In some countries sweeping the house (and swiping outwards towards the door) is considered good luck, as it’s believed to be a way of driving away the negative experiences from the previous year. In others, they fear you would be sweeping away your good luck and so prefer to let the dust settle till after January first. Similarly, in Germany, doing laundry between Christmas and New Year’s is considered bad luck. It is believed that if you do, somebody close to you could die, so very bad luck indeed.
The most surprising New Year’s Eve tradition I read about? The award goes to… drumroll… the Danes!
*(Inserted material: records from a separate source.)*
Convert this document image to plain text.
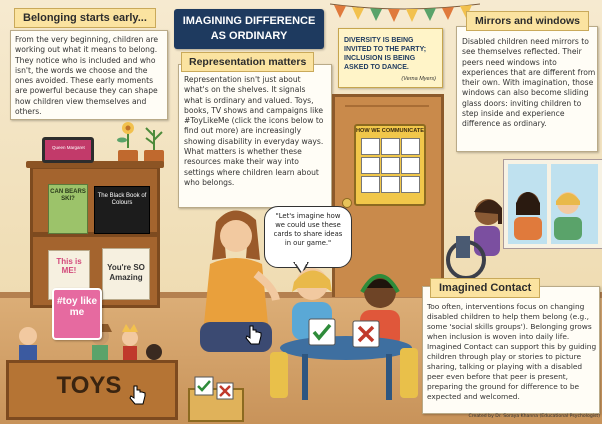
IMAGINING DIFFERENCE
AS ORDINARY
Belonging starts early...
From the very beginning, children are working out what it means to belong. They notice who is included and who isn't, the words we choose and the ones avoided. These early moments are powerful because they can shape how children view themselves and others.
Representation matters
Representation isn't just about what's on the shelves. It signals what is ordinary and valued. Toys, books, TV shows and campaigns like #ToyLikeMe (click the icons below to find out more) are increasingly showing disability in everyday ways. What matters is whether these resources make their way into settings where children learn about who belongs.
DIVERSITY IS BEING INVITED TO THE PARTY; INCLUSION IS BEING ASKED TO DANCE.
(Verna Myers)
Mirrors and windows
Disabled children need mirrors to see themselves reflected. Their peers need windows into experiences that are different from their own. With imagination, those windows can also become sliding glass doors: inviting children to step inside and experience difference as ordinary.
HOW WE COMMUNICATE
Queen Margaret
CAN BEARS SKI?	The Black Book of Colours
This is ME!	You're SO Amazing
#toy like me
TOYS
"Let's imagine how we could use these cards to share ideas in our game."
Imagined Contact
Too often, interventions focus on changing disabled children to help them belong (e.g., some 'social skills groups'). Belonging grows when inclusion is woven into daily life. Imagined Contact can support this by guiding children through play or stories to picture sharing, talking or playing with a disabled peer even before that peer is present, preparing the ground for difference to be expected and welcomed.
Created by Dr. Soraya Khanna (Educational Psychologist)
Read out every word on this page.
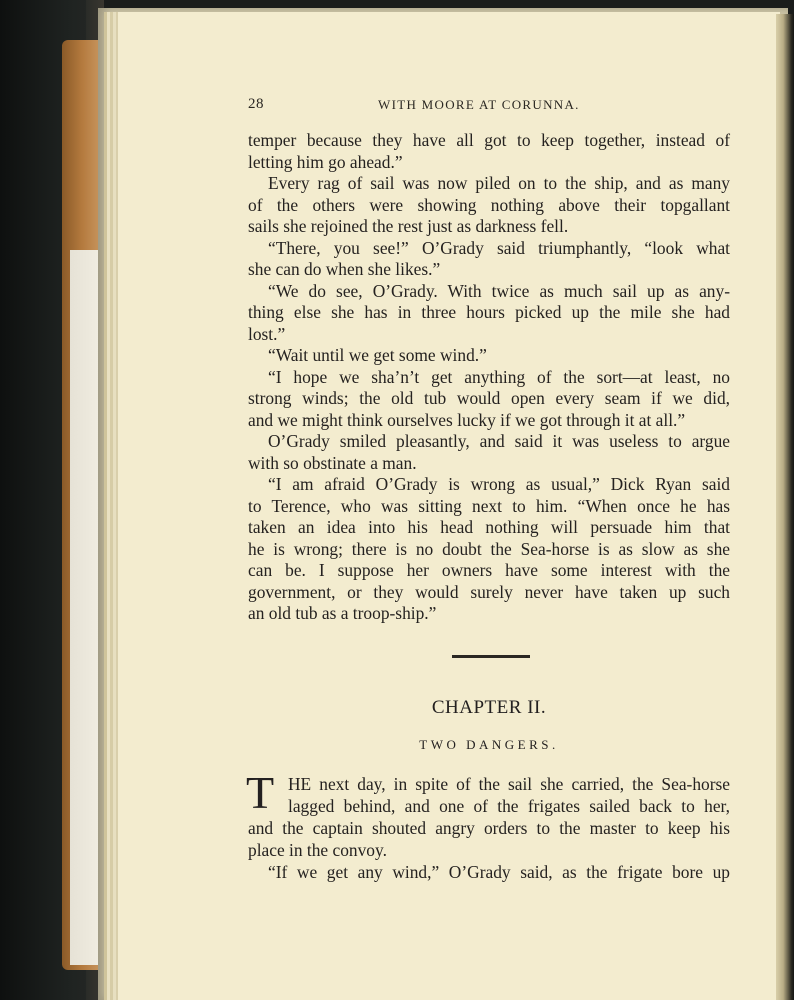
28	WITH MOORE AT CORUNNA.
temper because they have all got to keep together, instead of
letting him go ahead.”
Every rag of sail was now piled on to the ship, and as many
of the others were showing nothing above their topgallant
sails she rejoined the rest just as darkness fell.
“There, you see!” O’Grady said triumphantly, “look what
she can do when she likes.”
“We do see, O’Grady. With twice as much sail up as any-
thing else she has in three hours picked up the mile she had
lost.”
“Wait until we get some wind.”
“I hope we sha’n’t get anything of the sort—at least, no
strong winds; the old tub would open every seam if we did,
and we might think ourselves lucky if we got through it at all.”
O’Grady smiled pleasantly, and said it was useless to argue
with so obstinate a man.
“I am afraid O’Grady is wrong as usual,” Dick Ryan said
to Terence, who was sitting next to him. “When once he has
taken an idea into his head nothing will persuade him that
he is wrong; there is no doubt the Sea-horse is as slow as she
can be. I suppose her owners have some interest with the
government, or they would surely never have taken up such
an old tub as a troop-ship.”
CHAPTER II.
TWO DANGERS.
T HE next day, in spite of the sail she carried, the Sea-horse
lagged behind, and one of the frigates sailed back to her,
and the captain shouted angry orders to the master to keep his
place in the convoy.
“If we get any wind,” O’Grady said, as the frigate bore up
From the creators of Hygge and Lykke and all things soft and cozy, comes “Smash those dishes”. It seems that they save old, broken, or scratched dishes throughout the year, and on NYE they throw these at the doors of their friends’ and families’ houses. The more broken dishes you find outside your house the next morning, the more luck you’ll have that year.
Same, same but different/ Why do we do this/ all traditions are different, but really they are all the same
While the way we go about it may differ, all these rituals have one thing in common. Faced with 365 days of possibility, but also uncertainty, we tap into these traditions that give us some semblance of control. If we do this, it’ll be a good year. We sweep, dance, jump, drop ice cream, smash dishes, burn papers with our intentions, put coins in our shoes, and walk around the block with an empty suitcase so that this new year will bring about love, money, good health, adventure, and all of our hearts desires.
Every new tradition I read about, eyes wide and mouth hanging open in disbelief made the rest of the world seem stranger, and then less so.
This list is by no means exhaustive. I merely pulled at the threads of the traditions I have personally come across. If I got any of them wrong or without necessary disclaimers, please let me know in the comments. Also, I would love to hear of any I have yet to discover!